Niederrhein: Großrazzia im „Brösel’s“
VON ANDREAS REINERS - zuletzt aktualisiert: 09.06.2008 - 16:13Brüggen (RP). Kreisjugendamt und Polizei standen am frühen Samstagmorgen vor der Brüggener Diskothek. Etwa 50 Kräfteüberprüften rund 250 Gäste. 120 von ihnen waren minderjährig und überwiegend alkoholisiert.
Es ist eine geheime Kommandosache – so geheim, dass selbst die Gemeindeverwaltung Brüggen vorher nicht über den genauen Termin informiert ist. Am Samstag um 0.30 Uhr stehen – unbemerkt von den meisten Gästen – Polizeibeamte und Mitarbeiter von Kreis-Jugendamt und Drogenberatung vor der Groß-Diskothek „Brösel’s“ an der Borner Straße in Brüggen. Während die Mitarbeiter von Kreisjugend- und ordnungsamt die Personalien der zumeist jugendlichen Besucher überprüfen, sorgen Polizisten dafür, dass niemand das Lokal verlassen kann.

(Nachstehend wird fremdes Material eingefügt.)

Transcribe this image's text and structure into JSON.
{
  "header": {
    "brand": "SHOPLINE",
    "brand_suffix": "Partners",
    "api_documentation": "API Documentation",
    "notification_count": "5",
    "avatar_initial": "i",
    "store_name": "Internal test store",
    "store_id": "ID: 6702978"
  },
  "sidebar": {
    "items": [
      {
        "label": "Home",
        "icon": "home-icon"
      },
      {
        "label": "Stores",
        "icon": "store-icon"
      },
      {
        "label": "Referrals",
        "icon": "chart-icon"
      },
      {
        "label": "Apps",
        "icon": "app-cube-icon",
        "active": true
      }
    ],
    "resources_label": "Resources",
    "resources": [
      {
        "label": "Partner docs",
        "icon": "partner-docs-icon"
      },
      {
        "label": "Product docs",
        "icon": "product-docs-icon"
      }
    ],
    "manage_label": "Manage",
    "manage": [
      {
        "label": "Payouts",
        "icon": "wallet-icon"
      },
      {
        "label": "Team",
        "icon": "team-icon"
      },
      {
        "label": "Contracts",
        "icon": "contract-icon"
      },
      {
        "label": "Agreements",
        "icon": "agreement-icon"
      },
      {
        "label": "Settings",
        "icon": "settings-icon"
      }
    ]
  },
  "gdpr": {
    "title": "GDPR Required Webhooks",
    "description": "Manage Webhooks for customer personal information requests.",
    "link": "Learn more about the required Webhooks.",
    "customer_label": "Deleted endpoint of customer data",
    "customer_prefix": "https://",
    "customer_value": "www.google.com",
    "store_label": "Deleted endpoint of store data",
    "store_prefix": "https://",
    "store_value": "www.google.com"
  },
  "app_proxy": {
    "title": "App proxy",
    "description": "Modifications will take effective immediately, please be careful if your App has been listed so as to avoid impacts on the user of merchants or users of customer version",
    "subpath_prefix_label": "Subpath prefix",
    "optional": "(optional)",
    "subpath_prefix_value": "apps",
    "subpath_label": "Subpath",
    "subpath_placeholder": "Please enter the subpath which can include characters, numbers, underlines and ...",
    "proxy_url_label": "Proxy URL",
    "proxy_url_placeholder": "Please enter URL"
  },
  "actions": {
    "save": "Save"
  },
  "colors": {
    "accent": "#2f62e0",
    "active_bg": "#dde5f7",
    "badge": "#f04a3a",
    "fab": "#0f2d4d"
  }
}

Mehrere Stunden dauert die Großrazzia, die es in dieser Form in einem Lokal im Kreis Viersen noch nicht gegeben hat. Etwa 250 Gäste werden überprüft. Rund 120 dürften sich zu dieser Zeit nicht mehr in der Diskothek aufhalten, weil sie noch nicht volljährig sind. Viele der Jugendlichen sind alkoholisiert. Die Jungen und Mädchen werden getrennt in bereit stehende Polizeibusse geführt. Viele der Minderjährigen weinen, versuchen über Handy ihre Eltern zu informieren.
Jugendschutz
Gesetz Nach 24 Uhr dürfen sich Jugendliche unter 18 Jahren nur in Begleitung von Erwachsenen in Lokalen aufhalten. Minderjährige dürfen generell keinen Alkohol ausgeschenkt bekommen.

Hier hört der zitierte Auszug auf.